A look at which vaginal changes you can credit to breastfeeding
Breastfeeding can be complicated. It can run the gambit of being an effortless experience to the most painful, frustrating and stressful adjustment. The reality of breastfeeding, combined with the pressure to do so long term, can add stress to an already volatile time, which is why having the lo-down on how vaginas change is important. It’s one less thing that’ll catch you by surprise.
After giving birth a woman’s estrogen and progesterone levels plummet, similar to the way they shift during menopause. The drastic change in hormone levels can lead to atrophic vaginitis, which includes inflammation of the vagina, as well as soreness, itching and dryness. The condition can persist for as long as a woman breastfeeds because throughout this time estrogen levels will remain relatively low — high estrogen levels would inhibit milk production.

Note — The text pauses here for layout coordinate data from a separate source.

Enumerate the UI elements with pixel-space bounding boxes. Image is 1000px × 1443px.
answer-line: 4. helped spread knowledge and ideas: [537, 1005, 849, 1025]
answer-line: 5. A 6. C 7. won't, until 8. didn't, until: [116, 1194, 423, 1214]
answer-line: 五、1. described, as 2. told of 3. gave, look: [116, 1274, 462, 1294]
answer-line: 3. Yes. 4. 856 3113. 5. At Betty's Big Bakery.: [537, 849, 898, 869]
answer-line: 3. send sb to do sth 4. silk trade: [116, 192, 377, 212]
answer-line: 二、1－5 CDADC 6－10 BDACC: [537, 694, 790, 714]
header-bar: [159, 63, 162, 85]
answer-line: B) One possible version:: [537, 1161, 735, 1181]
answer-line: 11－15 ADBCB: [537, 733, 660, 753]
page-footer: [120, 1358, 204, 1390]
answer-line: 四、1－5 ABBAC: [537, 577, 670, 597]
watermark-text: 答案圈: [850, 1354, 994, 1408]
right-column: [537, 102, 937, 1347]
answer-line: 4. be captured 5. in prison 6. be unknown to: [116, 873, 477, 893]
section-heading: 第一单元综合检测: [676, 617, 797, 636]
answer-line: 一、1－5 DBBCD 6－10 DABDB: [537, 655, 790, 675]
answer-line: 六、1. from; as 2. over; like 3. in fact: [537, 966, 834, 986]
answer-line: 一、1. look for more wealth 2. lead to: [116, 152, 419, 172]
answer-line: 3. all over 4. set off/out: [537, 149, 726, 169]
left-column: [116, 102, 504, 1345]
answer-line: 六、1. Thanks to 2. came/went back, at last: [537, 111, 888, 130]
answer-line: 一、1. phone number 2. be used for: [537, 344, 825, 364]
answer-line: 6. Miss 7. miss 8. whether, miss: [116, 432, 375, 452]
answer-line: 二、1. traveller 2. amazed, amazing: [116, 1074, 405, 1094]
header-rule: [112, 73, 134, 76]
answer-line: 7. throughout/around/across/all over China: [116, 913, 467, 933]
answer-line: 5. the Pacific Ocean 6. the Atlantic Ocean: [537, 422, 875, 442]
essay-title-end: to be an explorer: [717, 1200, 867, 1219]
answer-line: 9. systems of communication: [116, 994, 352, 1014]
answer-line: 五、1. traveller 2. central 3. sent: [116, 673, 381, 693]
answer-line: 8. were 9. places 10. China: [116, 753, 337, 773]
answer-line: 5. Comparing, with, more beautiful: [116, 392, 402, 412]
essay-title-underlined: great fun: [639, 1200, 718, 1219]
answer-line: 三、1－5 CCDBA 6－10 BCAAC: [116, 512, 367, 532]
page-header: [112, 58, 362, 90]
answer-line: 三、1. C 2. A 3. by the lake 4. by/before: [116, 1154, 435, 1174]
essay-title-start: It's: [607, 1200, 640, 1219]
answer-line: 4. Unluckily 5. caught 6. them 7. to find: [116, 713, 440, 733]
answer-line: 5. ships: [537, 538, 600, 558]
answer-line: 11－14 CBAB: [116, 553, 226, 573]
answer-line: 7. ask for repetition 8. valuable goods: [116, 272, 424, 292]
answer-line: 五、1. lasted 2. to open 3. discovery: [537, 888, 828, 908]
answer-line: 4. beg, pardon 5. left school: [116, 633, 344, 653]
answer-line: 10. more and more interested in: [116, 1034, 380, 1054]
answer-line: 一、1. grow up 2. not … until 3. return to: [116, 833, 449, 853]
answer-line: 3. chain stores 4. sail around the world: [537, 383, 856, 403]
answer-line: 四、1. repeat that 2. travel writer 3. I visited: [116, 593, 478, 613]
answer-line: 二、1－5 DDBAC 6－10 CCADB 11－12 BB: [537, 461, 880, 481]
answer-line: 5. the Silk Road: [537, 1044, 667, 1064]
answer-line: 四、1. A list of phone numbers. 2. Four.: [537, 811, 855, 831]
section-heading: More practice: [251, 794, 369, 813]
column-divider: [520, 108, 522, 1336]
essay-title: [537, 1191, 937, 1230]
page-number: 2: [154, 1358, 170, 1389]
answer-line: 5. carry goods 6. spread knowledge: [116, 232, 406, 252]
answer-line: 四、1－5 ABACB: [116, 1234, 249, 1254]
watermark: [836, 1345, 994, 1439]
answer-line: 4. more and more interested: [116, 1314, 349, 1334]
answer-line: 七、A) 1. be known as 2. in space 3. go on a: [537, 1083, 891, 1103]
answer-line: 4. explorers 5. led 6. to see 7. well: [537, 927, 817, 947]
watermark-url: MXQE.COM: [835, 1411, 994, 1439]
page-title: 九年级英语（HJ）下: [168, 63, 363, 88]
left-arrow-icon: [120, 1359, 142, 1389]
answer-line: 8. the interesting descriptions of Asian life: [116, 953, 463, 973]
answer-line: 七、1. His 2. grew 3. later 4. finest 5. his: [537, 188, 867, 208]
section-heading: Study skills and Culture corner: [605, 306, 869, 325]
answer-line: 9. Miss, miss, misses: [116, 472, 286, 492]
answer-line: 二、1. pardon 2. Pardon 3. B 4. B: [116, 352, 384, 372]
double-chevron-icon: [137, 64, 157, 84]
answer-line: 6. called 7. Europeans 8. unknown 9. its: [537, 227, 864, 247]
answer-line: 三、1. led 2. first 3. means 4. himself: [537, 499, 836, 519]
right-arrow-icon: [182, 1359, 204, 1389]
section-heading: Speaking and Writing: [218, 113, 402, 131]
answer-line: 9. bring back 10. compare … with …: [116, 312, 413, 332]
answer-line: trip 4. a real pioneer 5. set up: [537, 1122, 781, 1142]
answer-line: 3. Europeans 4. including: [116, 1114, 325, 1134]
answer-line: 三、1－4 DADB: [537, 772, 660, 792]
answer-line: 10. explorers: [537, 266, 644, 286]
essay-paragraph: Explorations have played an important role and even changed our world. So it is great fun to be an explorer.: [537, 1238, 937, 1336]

Rachel had atrophic vaginitis while breastfeeding her daughter, and sex was so painful that it soon became out of the question. “I’m not a huge sex person, so for me to complain that sex hurt and was hurting my relationship was a big deal. I started local hormone therapy for the dryness because I was so uncomfortable, but I wasn’t warned that this could happen. I was kind of dismissed, like, that’s the way it is.”
In an article for MedScape, midwives Amy Palmer and Frances Likis describe lactational atrophic vaginitis in women who are nursing as “probably under-recognized” by physicians. Palmer cites lack of awareness as a reason why physicians fail to warn women of lactational atrophic vaginitis.
In addition to having pain during sex, women who are nursing may lose their interest in sex, altogether. The lack of interest may be because breastfeeding suppresses hormones (prolactin and testosterone) which impact libido. If you are interested in sex while you’re breastfeeding and you’re also experiencing vaginal dryness, Dr. Candace Howe, an OB-GYN in California, recommends both low dose vaginal supplements (which won’t impact breastfeeding) and Aquaphor, an ointment for healing dry and cracked skin.
Lactational atrophic vaginitis is just one of many on a list of ways breastfeeding could be impacting your vagina.
Lochia, for instance, is a bloody discharge experienced right after you give birth and can continue while breastfeeding. The changes in discharge colors can also mean distinct things — brown or pink discharge indicates a woman’s period returning in a different fashion, while white discharge indicates ovulation and serves as a reminder that it is possible to get pregnant while breastfeeding.
Breastfeeding can also impact how your vagina smells. Lower estrogen levels at this time mean that your vaginal walls are thinner and less acidic, which allows for odor. Topical estrogen can help, but you should decide with your doctor if that’s the best route for you, since the topical estrogen could potentially make its way into your bloodstream and affect lactation.